Brittany worries that Emma is getting a little too comfortable in the hospital life—which needed to be brought up because Emma did seem quite content in the past few episodes. Anorexia is usually tied with various mental disorders, such as anxiety and depression, and so far Emma seems to be a charming, happy girl who just wants to be skinny. Anorexia isn’t that simple, and it feels very real to see her intense social anxiety and insecurities.
In hospital world, Leo keeps looking at his old soccer photos and dreaming of returning to his glory days as a star player. Nurse Jackson talks about a former patient of hers who also had a leg amputated and went on to become a famous athlete. To lift Leo’s spirits, she contacts the athlete, and he agrees to come train with Leo. Leo is beyond ecstatic. He wants to make all his dreams happen, including the one with Emma. So he suits up and heads to the dance (how he got permission from Nurse Jackson remains a mystery).
Kara and Emma show up to the dance. Kara is channeling Marilyn, while Emma is a total Audrey. But Emma is wrought with anxiety over what people will think of her. Luckily, her knight in shining armor, Leo, shows up. Kara, on the other hand, is having a terrible time. Not because everyone forgot about her, as she feared, but even worse.
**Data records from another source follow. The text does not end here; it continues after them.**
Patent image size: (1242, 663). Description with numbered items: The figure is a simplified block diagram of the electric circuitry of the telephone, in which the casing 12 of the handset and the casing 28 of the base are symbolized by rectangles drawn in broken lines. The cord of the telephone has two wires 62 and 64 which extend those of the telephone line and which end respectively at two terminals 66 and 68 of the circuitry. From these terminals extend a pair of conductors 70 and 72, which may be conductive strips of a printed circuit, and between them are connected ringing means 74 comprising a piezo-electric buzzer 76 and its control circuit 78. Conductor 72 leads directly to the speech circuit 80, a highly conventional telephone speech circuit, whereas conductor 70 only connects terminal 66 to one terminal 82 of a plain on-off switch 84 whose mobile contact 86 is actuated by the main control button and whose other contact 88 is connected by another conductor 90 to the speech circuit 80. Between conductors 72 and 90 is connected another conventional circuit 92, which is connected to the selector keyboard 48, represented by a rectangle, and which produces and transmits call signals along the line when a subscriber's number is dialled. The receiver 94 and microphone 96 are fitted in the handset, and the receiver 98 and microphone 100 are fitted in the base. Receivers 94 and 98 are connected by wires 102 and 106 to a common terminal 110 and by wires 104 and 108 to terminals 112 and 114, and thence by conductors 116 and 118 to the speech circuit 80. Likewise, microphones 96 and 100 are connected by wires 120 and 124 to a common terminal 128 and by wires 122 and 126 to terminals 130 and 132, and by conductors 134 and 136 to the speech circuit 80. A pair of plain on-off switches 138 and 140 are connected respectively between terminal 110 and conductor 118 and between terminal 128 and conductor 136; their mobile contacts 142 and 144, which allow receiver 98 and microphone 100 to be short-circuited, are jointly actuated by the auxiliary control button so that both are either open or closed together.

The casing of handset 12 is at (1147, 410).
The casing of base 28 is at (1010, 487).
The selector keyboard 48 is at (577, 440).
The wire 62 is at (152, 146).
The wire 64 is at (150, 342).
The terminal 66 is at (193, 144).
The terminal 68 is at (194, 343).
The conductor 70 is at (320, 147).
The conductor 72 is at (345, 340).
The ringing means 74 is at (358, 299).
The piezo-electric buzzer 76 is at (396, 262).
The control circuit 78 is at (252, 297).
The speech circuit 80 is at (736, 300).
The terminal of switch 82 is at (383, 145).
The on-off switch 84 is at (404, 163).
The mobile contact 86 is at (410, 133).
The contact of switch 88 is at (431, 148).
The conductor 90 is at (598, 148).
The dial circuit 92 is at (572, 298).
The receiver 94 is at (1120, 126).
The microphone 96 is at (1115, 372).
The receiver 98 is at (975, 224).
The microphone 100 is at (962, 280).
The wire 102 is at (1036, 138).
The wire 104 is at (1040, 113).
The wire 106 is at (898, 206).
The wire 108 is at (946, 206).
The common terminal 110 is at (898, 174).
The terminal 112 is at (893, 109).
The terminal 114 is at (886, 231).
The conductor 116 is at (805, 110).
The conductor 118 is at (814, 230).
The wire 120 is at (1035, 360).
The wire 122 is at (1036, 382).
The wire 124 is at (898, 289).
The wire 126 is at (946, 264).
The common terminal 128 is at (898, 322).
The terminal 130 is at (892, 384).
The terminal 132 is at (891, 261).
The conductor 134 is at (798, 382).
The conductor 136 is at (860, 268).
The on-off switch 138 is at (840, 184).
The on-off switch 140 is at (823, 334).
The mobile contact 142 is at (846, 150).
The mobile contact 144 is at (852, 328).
The students all pity Kara and are treating her delicately—which drives her crazy. She quotes Machiavelli to Leo, saying that “it is better to be feared than to be loved.” Being pitied makes people feel weak, and Kara is anything but. Leo soon understands how Kara feels, when he runs into an old soccer opponent. Leo tries to have some friendly trash talk (demonstrating how he used to be a jockish jerk). But, just like Kara’s friends, the guy no longer sees Leo as an adversary, and thus no longer sees him as an equal. It’s obvious in the high schooler’s eyes and tone that he pities Leo, his leg, sickness, and everything about him. Leo can’t stand to see the way this guy sees him.
While the two are being pitied, Emma develops an odd fan club. Two high school girls are in awe at how skinny she is. Emma is pleasantly surprised by all the “positive” attention. When she mentions she is in a hospital for being anorexic, they say with admiration that she is truly committed.